While President Obama’s final State of the Union address Tuesday night reflected technological innovation and changes, the actual speech only featured brief mentions of a few tech policies. Nonetheless, the President’s terms were marked by several major tech regulatory milestones, including his pledge to protect an Open Internet, realized in the FCC’s Open Internet Order, and his push for more spectrum for mobile broadband.

Referring to efforts like the FCC’s E-Rate program and the USF Reform, which aim to expand Internet to students and underserved communities, the President said “we’ve protected an open internet, and taken bold new steps to get more students and low-income Americans online.” Moving forward, “we should build on that progress, by providing Pre-K for all, offering every student the hands-on computer science and math classes that make them job-ready on day one, and we should recruit and support more great teachers for our kids.”
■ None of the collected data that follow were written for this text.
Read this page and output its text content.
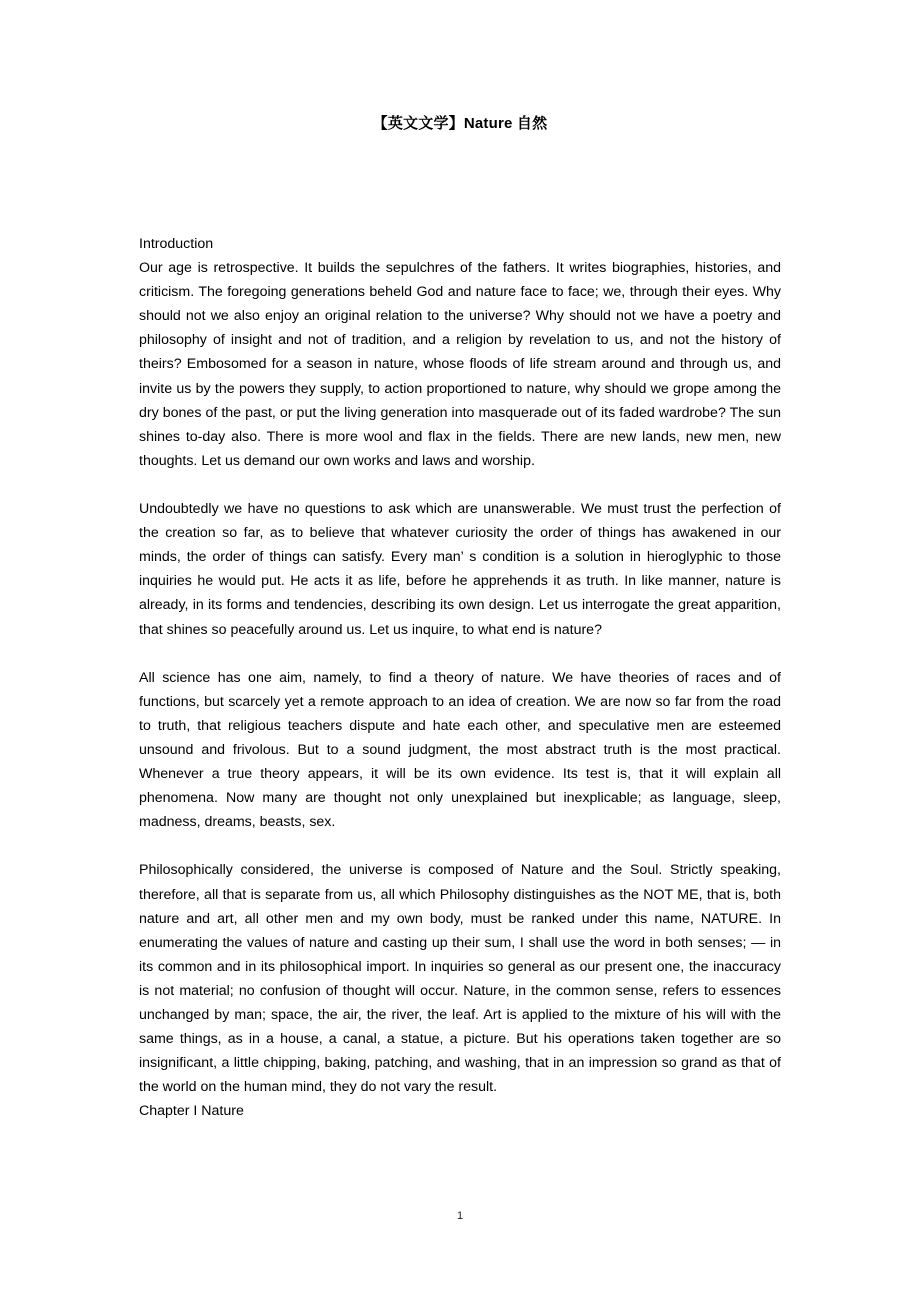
【英文文学】Nature 自然
Introduction

Our age is retrospective. It builds the sepulchres of the fathers. It writes biographies, histories, and criticism. The foregoing generations beheld God and nature face to face; we, through their eyes. Why should not we also enjoy an original relation to the universe? Why should not we have a poetry and philosophy of insight and not of tradition, and a religion by revelation to us, and not the history of theirs? Embosomed for a season in nature, whose floods of life stream around and through us, and invite us by the powers they supply, to action proportioned to nature, why should we grope among the dry bones of the past, or put the living generation into masquerade out of its faded wardrobe? The sun shines to-day also. There is more wool and flax in the fields. There are new lands, new men, new thoughts. Let us demand our own works and laws and worship.

Undoubtedly we have no questions to ask which are unanswerable. We must trust the perfection of the creation so far, as to believe that whatever curiosity the order of things has awakened in our minds, the order of things can satisfy. Every man’ s condition is a solution in hieroglyphic to those inquiries he would put. He acts it as life, before he apprehends it as truth. In like manner, nature is already, in its forms and tendencies, describing its own design. Let us interrogate the great apparition, that shines so peacefully around us. Let us inquire, to what end is nature?

All science has one aim, namely, to find a theory of nature. We have theories of races and of functions, but scarcely yet a remote approach to an idea of creation. We are now so far from the road to truth, that religious teachers dispute and hate each other, and speculative men are esteemed unsound and frivolous. But to a sound judgment, the most abstract truth is the most practical. Whenever a true theory appears, it will be its own evidence. Its test is, that it will explain all phenomena. Now many are thought not only unexplained but inexplicable; as language, sleep, madness, dreams, beasts, sex.

Philosophically considered, the universe is composed of Nature and the Soul. Strictly speaking, therefore, all that is separate from us, all which Philosophy distinguishes as the NOT ME, that is, both nature and art, all other men and my own body, must be ranked under this name, NATURE. In enumerating the values of nature and casting up their sum, I shall use the word in both senses; — in its common and in its philosophical import. In inquiries so general as our present one, the inaccuracy is not material; no confusion of thought will occur. Nature, in the common sense, refers to essences unchanged by man; space, the air, the river, the leaf. Art is applied to the mixture of his will with the same things, as in a house, a canal, a statue, a picture. But his operations taken together are so insignificant, a little chipping, baking, patching, and washing, that in an impression so grand as that of the world on the human mind, they do not vary the result.

Chapter I Nature
1
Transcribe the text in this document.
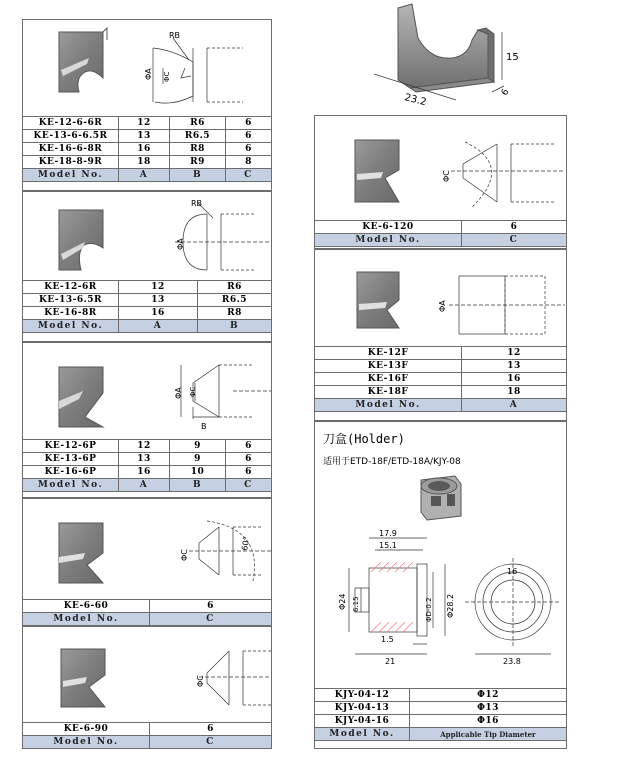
RB
ΦA ΦC
KE-12-6-6R	12	R6	6
KE-13-6-6.5R	13	R6.5	6
KE-16-6-8R	16	R8	6
KE-18-8-9R	18	R9	8
Model No.	A	B	C
RB
ΦA
KE-12-6R	12	R6
KE-13-6.5R	13	R6.5
KE-16-8R	16	R8
Model No.	A	B
ΦA ΦC
B
KE-12-6P	12	9	6
KE-13-6P	13	9	6
KE-16-6P	16	10	6
Model No.	A	B	C
ΦC
60°
KE-6-60	6
Model No.	C
ΦC
KE-6-90	6
Model No.	C
23.2
15
6
ΦC
KE-6-120	6
Model No.	C
ΦA
KE-12F	12
KE-13F	13
KE-16F	16
KE-18F	18
Model No.	A
刀盒(Holder)
适用于ETD-18F/ETD-18A/KJY-08
17.9
15.1
Φ24 6.15	ΦD-0.2 Φ28.2
1.5
21
16
23.8
KJY-04-12	Φ12
KJY-04-13	Φ13
KJY-04-16	Φ16
Model No.	Applicable Tip Diameter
Top Administration officials recently met with Silicon Valley execs to discuss counterterrorism measures. And the President addressed the threat of ISIL’s social media campaign in his speech as well. “Priority number one is protecting the American people and going after terrorist networks. Both al Qaeda and now ISIL pose a direct threat to our people, because in today’s world, even a handful of terrorists who place no value on human life, including their own, can do a lot of damage. They use the Internet to poison the minds of individuals inside our country; they undermine our allies.” Regardless of who the next President is, or who controls the next Congress, a big question for the country is “how do we make technology work for us, and not against us,” he said.

The speech was live streamed on Amazon Video, which drew praise from the Consumer Technology Association. President/CEO Gary Shapiro said “by streaming tonight’s address on Amazon Video and connecting with voters across the Snapchat and YouTube platforms, the White House sees the ever-expanding power of technology to engage an audience. But technology is also essential to achieving the success President Obama envisions for our country and for improving our everyday lives.”